Différentes enquêtes s’opposent donc aux discours alarmistes de ceux qui considèrent tout jugement, tout règlement ou même toute décision d’un conseil de presse comme autant de mesures liberticides dommageables pour la démocratie. En voici un bref aperçu tiré d’une analyse de la Chaire de recherche en éthique du journalisme. Les références scientifiques se retrouvent dans l’article original publié ici.
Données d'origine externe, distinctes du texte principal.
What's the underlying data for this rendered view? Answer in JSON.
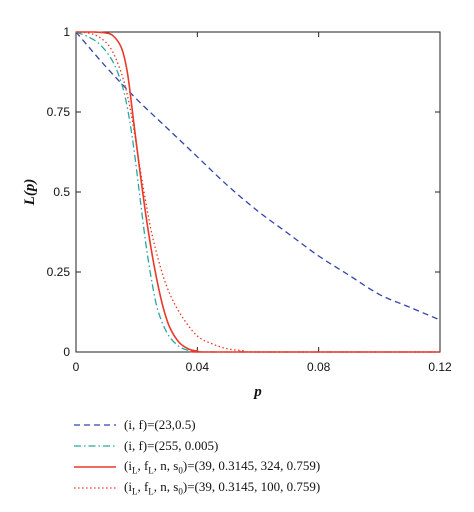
{
  "chart_data": {
    "type": "line",
    "xlabel": "p",
    "ylabel": "L(p)",
    "xlim": [
      0,
      0.12
    ],
    "ylim": [
      0,
      1
    ],
    "x_ticks": [
      "0",
      "0.04",
      "0.08",
      "0.12"
    ],
    "y_ticks": [
      "0",
      "0.25",
      "0.5",
      "0.75",
      "1"
    ],
    "grid": false,
    "legend_position": "bottom",
    "series": [
      {
        "name": "(i, f)=(23,0.5)",
        "color": "#3344aa",
        "style": "dashed",
        "x": [
          0,
          0.01,
          0.02,
          0.03,
          0.04,
          0.05,
          0.06,
          0.07,
          0.08,
          0.09,
          0.1,
          0.11,
          0.12
        ],
        "y": [
          1.0,
          0.89,
          0.79,
          0.7,
          0.61,
          0.52,
          0.44,
          0.37,
          0.3,
          0.24,
          0.18,
          0.14,
          0.1
        ]
      },
      {
        "name": "(i, f)=(255, 0.005)",
        "color": "#2aa6a0",
        "style": "dashdot",
        "x": [
          0,
          0.004,
          0.008,
          0.012,
          0.015,
          0.017,
          0.019,
          0.021,
          0.023,
          0.025,
          0.027,
          0.03,
          0.033,
          0.036,
          0.04,
          0.05,
          0.12
        ],
        "y": [
          1.0,
          0.985,
          0.96,
          0.91,
          0.84,
          0.76,
          0.64,
          0.49,
          0.34,
          0.22,
          0.13,
          0.06,
          0.025,
          0.008,
          0.002,
          0.0,
          0.0
        ]
      },
      {
        "name": "(i_L, f_L, n, s_0)=(39, 0.3145, 324, 0.759)",
        "color": "#e8392a",
        "style": "solid",
        "x": [
          0,
          0.006,
          0.009,
          0.012,
          0.015,
          0.017,
          0.019,
          0.021,
          0.023,
          0.025,
          0.027,
          0.029,
          0.031,
          0.034,
          0.037,
          0.04,
          0.045,
          0.12
        ],
        "y": [
          1.0,
          1.0,
          0.998,
          0.99,
          0.95,
          0.87,
          0.72,
          0.57,
          0.43,
          0.31,
          0.21,
          0.13,
          0.075,
          0.03,
          0.01,
          0.003,
          0.0,
          0.0
        ]
      },
      {
        "name": "(i_L, f_L, n, s_0)=(39, 0.3145, 100, 0.759)",
        "color": "#e8392a",
        "style": "dotted",
        "x": [
          0,
          0.005,
          0.009,
          0.012,
          0.015,
          0.017,
          0.019,
          0.021,
          0.023,
          0.025,
          0.028,
          0.031,
          0.035,
          0.04,
          0.045,
          0.05,
          0.055,
          0.06,
          0.12
        ],
        "y": [
          1.0,
          0.995,
          0.975,
          0.94,
          0.87,
          0.8,
          0.7,
          0.58,
          0.47,
          0.37,
          0.26,
          0.18,
          0.11,
          0.05,
          0.025,
          0.01,
          0.004,
          0.0,
          0.0
        ]
      }
    ]
  }
}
La notion de « chilling effect » n’a pas une définition précise pour les uns et les autres, ce qui permet d’autant plus de l’utiliser un peu selon ses intérêts. Certaines définitions vont même jusqu’à soutenir que la liberté d’expression ne saurait admettre une quelconque responsabilité aux médias, toute responsabilité ayant un effet réfrigérant ou inhibiteur. Il a été établi, dès 1978, qu’il pouvait y avoir des effets inhibiteurs permis et désirables, et d’autre non souhaitables, comme quoi on ne saurait se contenter d’une conception négative du « chilling effect ». Par exemple, il peut être justifié de ne pas publier des articles qui attaquent injustement une réputation. Cet effet pourrait exister mais les médias en exagèreraient les conséquences néfastes afin de servir leurs propres intérêts. Certains chercheurs saluent même la fonction non pas inhibitrice, mais plutôt raisonnable de cet effet « refroidissant » qui peut parfois être la seule façon de calmer la « surchauffe » des salles de rédaction.
Stratégies
Une recherche empirique menée auprès de médias (dirigeants et journalistes) ainsi que d’avocats spécialisés en droit des médias (sans compter une analyse de la jurisprudence en matière de diffamation en Nouvelle-Zélande), en arrive à la conclusion que les facteurs de dégradation de la qualité de l’information ne peuvent être causés par une inhibition journalistique due à l’application des lois car les médias parviennent à diffuser l’information qu’ils souhaitent. En effet, les journalistes ont trouvé des façons de négocier avec les contraintes légales de façon à informer le public, en évitant autant que faire se peut d’éventuelles poursuites pour diffamation ou non respect de la vie privée par exemple. Certes, les frais de consultation légale peuvent parfois constituer un facteur d’inhibition, mais cela ne paraît pas un facteur excessif. De tous les facteurs d’inhibition, c’est le facteur commercial qui inquiète le plus les journalistes et dirigeants des médias et non les contraintes légales. Il en va de même pour les journalistes québécois.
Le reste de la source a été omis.